L’UE va interdire deux pesticides «nocifs pour le cerveau»

Vendredi 6 décembre, des représentants des États membres du Comité des plantes, des animaux, des denrées alimentaires et des aliments pour animaux (SCOPAFF) ont voté pour l’interdiction des pesticides controversés chlorpyrifos et chlorpyrifos-méthyl du marché de l’UE.

Interrogé par EURACTIV sur le choix de ne pas inclure d’études expérimentales, un porte-parole de l’EFSA a déclaré que les tests expérimentaux in vivo sur des animaux vertébrés avec des mélanges de pesticides «ne peuvent pas être envisagés compte tenu des souffrances des animaux et du nombre infini de combinaisons de composés individuels dans un régime alimentaire. mélange. »

Ils ont ajouté que l’EFSA soutient des approches d’évaluation des risques qui «minimisent et affinent l’utilisation d’animaux de laboratoire (tests in vivo) et qui encouragent l’utilisation de données dérivées d’approches alternatives, si possible».

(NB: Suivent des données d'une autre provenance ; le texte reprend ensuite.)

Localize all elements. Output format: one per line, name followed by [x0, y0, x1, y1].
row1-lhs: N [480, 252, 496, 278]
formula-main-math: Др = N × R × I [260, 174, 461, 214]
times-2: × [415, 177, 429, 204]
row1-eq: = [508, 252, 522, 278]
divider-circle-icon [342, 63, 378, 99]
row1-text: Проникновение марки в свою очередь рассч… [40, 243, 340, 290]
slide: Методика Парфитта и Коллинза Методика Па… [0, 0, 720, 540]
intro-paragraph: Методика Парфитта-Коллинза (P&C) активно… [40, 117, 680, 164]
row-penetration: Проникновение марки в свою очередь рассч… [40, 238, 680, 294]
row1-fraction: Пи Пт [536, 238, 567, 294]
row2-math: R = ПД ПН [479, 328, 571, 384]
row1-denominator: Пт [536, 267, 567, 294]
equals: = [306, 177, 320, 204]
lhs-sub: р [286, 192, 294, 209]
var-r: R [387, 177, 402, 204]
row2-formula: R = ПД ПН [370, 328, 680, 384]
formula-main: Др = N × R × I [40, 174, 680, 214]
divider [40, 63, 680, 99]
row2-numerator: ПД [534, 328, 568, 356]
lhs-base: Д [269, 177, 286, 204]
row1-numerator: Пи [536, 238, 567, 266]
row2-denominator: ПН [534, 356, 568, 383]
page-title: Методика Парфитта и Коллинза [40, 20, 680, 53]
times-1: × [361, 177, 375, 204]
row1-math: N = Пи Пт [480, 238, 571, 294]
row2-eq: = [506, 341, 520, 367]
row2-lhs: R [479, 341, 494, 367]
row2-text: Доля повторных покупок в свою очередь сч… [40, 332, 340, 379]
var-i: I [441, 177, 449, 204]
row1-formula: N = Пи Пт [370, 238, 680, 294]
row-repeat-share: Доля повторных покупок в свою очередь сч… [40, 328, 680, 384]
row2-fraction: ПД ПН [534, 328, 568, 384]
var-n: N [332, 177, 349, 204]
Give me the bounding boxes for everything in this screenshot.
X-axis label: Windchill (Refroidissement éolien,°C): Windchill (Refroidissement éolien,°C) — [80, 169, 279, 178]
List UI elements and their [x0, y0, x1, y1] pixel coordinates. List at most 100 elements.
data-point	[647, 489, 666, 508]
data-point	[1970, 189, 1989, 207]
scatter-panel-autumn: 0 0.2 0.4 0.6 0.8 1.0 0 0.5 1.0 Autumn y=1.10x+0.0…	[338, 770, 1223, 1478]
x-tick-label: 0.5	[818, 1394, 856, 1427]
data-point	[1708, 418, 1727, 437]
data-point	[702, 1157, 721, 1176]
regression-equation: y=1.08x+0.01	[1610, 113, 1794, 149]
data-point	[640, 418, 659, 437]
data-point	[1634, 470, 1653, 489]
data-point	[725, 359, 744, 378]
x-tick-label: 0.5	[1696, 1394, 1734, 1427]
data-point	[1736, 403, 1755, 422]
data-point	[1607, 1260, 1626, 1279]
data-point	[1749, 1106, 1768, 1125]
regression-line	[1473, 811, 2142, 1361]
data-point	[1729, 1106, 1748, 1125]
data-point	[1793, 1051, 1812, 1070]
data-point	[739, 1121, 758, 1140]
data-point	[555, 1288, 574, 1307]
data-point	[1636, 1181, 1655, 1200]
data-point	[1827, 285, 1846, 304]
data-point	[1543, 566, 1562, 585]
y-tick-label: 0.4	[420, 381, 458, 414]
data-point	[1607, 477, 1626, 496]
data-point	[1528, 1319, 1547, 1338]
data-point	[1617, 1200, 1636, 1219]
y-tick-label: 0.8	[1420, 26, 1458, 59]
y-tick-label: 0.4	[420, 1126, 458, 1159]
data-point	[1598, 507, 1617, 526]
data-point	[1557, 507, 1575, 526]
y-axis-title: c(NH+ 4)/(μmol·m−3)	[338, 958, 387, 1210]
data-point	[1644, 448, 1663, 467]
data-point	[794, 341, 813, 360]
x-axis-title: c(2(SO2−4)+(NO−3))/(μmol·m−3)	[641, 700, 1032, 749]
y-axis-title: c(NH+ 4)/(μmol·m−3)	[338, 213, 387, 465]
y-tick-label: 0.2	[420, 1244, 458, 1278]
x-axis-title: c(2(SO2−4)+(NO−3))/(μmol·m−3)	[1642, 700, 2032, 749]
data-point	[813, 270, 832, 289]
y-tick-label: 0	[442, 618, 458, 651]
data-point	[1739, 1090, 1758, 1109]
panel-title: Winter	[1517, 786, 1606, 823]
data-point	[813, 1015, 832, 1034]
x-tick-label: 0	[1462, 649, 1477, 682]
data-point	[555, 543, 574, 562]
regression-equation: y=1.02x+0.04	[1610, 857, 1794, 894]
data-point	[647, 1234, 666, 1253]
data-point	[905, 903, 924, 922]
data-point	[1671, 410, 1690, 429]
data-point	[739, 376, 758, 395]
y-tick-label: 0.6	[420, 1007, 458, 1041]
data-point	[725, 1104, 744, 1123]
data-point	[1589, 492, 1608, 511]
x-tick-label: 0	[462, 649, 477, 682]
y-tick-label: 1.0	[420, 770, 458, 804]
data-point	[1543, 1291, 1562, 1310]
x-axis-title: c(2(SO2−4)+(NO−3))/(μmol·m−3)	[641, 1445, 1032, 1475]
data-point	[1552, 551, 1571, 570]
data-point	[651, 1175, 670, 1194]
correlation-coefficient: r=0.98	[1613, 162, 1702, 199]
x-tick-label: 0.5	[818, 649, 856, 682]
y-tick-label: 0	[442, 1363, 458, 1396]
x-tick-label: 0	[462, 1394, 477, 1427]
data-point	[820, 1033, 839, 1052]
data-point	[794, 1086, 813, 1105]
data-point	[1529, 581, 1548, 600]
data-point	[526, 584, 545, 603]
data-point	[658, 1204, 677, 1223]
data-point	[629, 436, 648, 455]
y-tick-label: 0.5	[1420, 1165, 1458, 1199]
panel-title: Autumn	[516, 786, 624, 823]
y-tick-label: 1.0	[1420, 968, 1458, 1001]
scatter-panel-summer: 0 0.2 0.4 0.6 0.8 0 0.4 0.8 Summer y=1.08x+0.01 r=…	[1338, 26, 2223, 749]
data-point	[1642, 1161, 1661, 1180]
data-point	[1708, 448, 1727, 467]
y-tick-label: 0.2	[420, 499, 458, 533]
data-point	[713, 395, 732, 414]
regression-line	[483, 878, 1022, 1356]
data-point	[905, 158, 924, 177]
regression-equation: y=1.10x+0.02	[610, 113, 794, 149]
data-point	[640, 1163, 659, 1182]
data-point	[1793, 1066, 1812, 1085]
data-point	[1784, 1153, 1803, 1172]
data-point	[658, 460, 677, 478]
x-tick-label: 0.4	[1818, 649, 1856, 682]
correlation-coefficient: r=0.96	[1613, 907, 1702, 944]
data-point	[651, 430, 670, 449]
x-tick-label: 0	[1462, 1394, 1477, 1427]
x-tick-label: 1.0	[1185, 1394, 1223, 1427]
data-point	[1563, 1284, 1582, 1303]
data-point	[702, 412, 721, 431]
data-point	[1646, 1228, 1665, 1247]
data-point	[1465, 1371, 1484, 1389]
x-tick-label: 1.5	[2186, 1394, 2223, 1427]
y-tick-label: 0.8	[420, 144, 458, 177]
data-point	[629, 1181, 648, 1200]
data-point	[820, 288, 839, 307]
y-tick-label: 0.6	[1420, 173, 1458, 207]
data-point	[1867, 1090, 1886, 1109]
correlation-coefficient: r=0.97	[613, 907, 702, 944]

«La méthodologie utilisée pour évaluer les effets toxicologiques combinés des pesticides sur le système nerveux et la thyroïde était basée sur les travaux scientifiques existants dans le domaine de la toxicologie des mélanges.»

« Des méthodes alternatives de tests in vitro sont en cours de développement, dans le cadre du projet Euromix, par exemple », a ajouté le porte-parole de l’EFSA.

Le porte-parole a également déclaré que le fait que certains tests aient été omis était « explicitement reconnu dans les résultats de l’EFSA », précisant que certains effets, en particulier la neurotoxicité pour le développement médiée par la thyroïde, « ne pouvaient pas être pris en compte en raison du manque de données ».

Ils ont ajouté que l’EFSA recommande de produire ce type de données, mais a limité ses conclusions aux effets qui étaient effectivement traités dans les rapports publiés.

Des évaluations couvrant les effets des pesticides sur d’autres organes et fonctions du corps devraient suivre dans les années à venir et l’EFSA définit actuellement un plan de mise en œuvre complet avec la Commission européenne.